The Israeli-Palestinian conflict, as many will know, has been ongoing for over 60 years. The continued establishment of illegal settlements and the repeated wars -- including last summer’s invasion that left 1,483 civilians dead -- is making the dream of two states, Palestine and Israel, more and more remote. The international community has failed to implement the Geneva Convention to end Israel’s occupation, resettlement and human rights abuses. It was upon realizing this fact in 2007 that Palestinians decided to take action. BDS was born with one simple request: stop letting your money fund these crimes! Specifically, BDS has three major goals:
Stop funding the illegal occupation of Palestinian and Syrian land. In the words of the Canadian government, “settlements in the occupied territories are a violation of the Fourth Geneva Convention [constituting] a serious obstacle to achieving a comprehensive, just and lasting peace.”
Stop funding abuse of human rights in Palestine. Under the Fourth Geneva Convention, refugees’ rights are guaranteed including the right to return to their homes.
Stop funding the construction of a concrete wall around Palestine. As the Canadian government says, “this construction is contrary to international law under the Fourth Geneva Convention. Canada not only opposes Israel's construction of a barrier extending into the occupied territories, but also expropriations and the demolition of houses and economic infrastructure.”
BDS is modelled closely on the international movement that forced South Africa to end its apartheid policies. It calls for people to boycott, divest or sanction any company or institution that profits or contributes to these violations of international law. This grassroots citizen’s movement aims to end funding of Israel’s illegal activity in Palestine and has garnered significant support from national trade unions around the world including in the UK, Ireland and Sweden; religious organizations like the United Methodist Church; and universities across Europe and North America. Ben Gurion University’s Professor Neve Gordon said that there is no hope that the Israeli government will act without significant pressure from people around the world. BDS is the world’s concerted answer. The international community has a legal obligation to abstain from lending financial support and global citizens have a moral obligation to ensure that their money is not used in illegal activity. The University of British Columbia is no different, and students have the right to ensure that their money is not used to fund Israel’s current policies.
Despite this, the UBC AMS has decided to take the unusual stance of supporting an “anything but yes” vote, which is basically supporting a ‘no’ vote. The AMS chose to oppose the call to committing to end using tuition dollars to fund violations of international law, and that is before students even had the chance to cast their votes.

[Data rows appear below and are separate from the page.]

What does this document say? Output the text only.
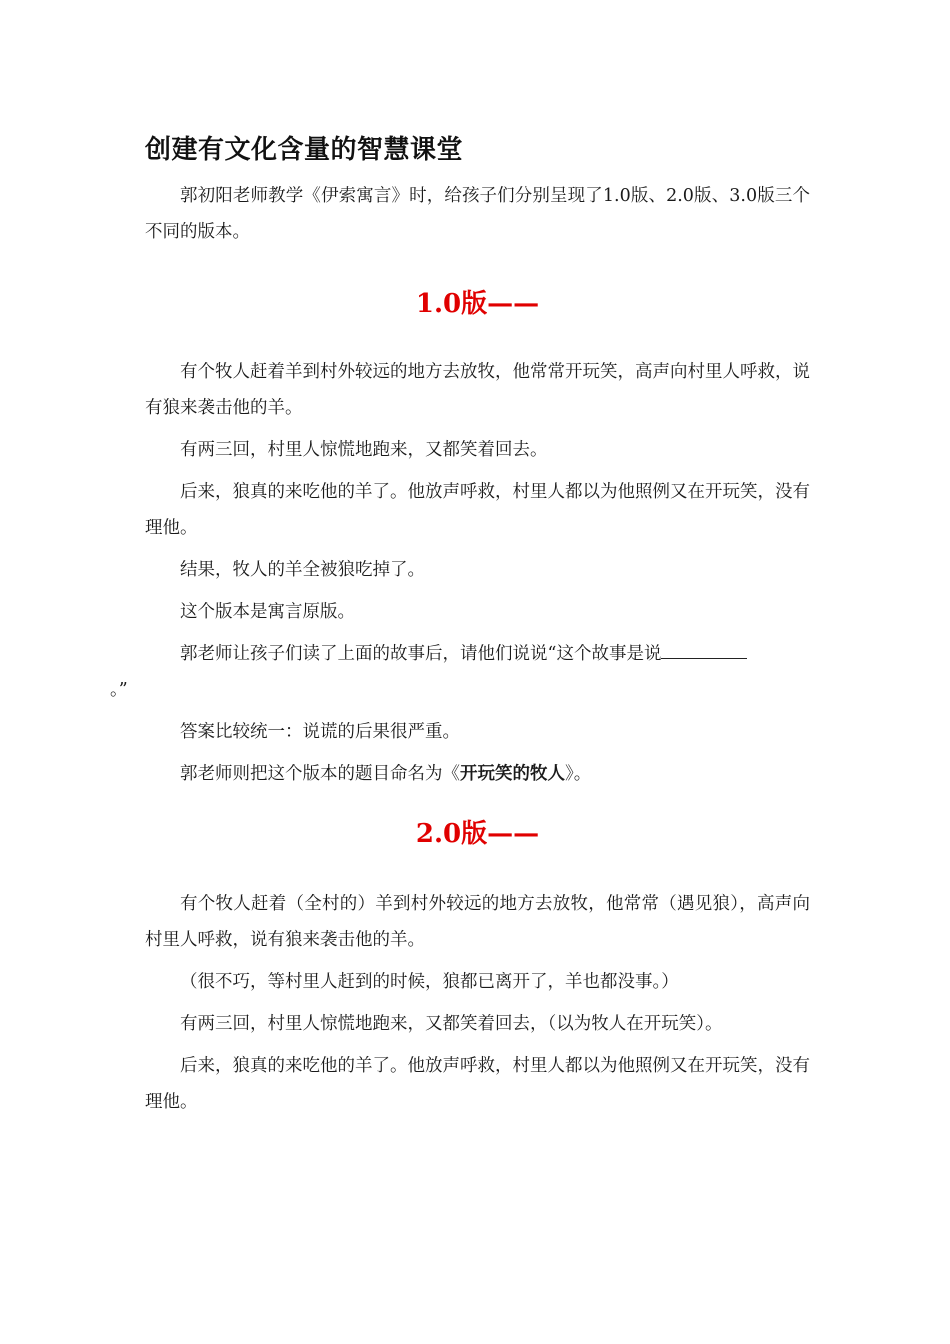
创建有文化含量的智慧课堂

郭初阳老师教学《伊索寓言》时，给孩子们分别呈现了1.0版、2.0版、3.0版三个不同的版本。

1.0版——

有个牧人赶着羊到村外较远的地方去放牧，他常常开玩笑，高声向村里人呼救，说有狼来袭击他的羊。

有两三回，村里人惊慌地跑来，又都笑着回去。

后来，狼真的来吃他的羊了。他放声呼救，村里人都以为他照例又在开玩笑，没有理他。

结果，牧人的羊全被狼吃掉了。

这个版本是寓言原版。

郭老师让孩子们读了上面的故事后，请他们说说“这个故事是说
。”

答案比较统一：说谎的后果很严重。

郭老师则把这个版本的题目命名为《开玩笑的牧人》。

2.0版——

有个牧人赶着（全村的）羊到村外较远的地方去放牧，他常常（遇见狼），高声向村里人呼救，说有狼来袭击他的羊。

（很不巧，等村里人赶到的时候，狼都已离开了，羊也都没事。）

有两三回，村里人惊慌地跑来，又都笑着回去，（以为牧人在开玩笑）。

后来，狼真的来吃他的羊了。他放声呼救，村里人都以为他照例又在开玩笑，没有理他。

UBC students are part of the upper echelons of Canadian academia, so standing for justice and challenging illegal policies is not a surprising move. UBC students will be asked to decide for themselves on this question of morality in a referendum from March 23 – 27. In the words of Rabbi David Mivasair of the Independent Jewish Voices of Vancouver, students should vote ‘yes’ as BDS is “the most powerful thing we in Canada can do to help those in both Palestine and Israel” who are suffering under the current policies.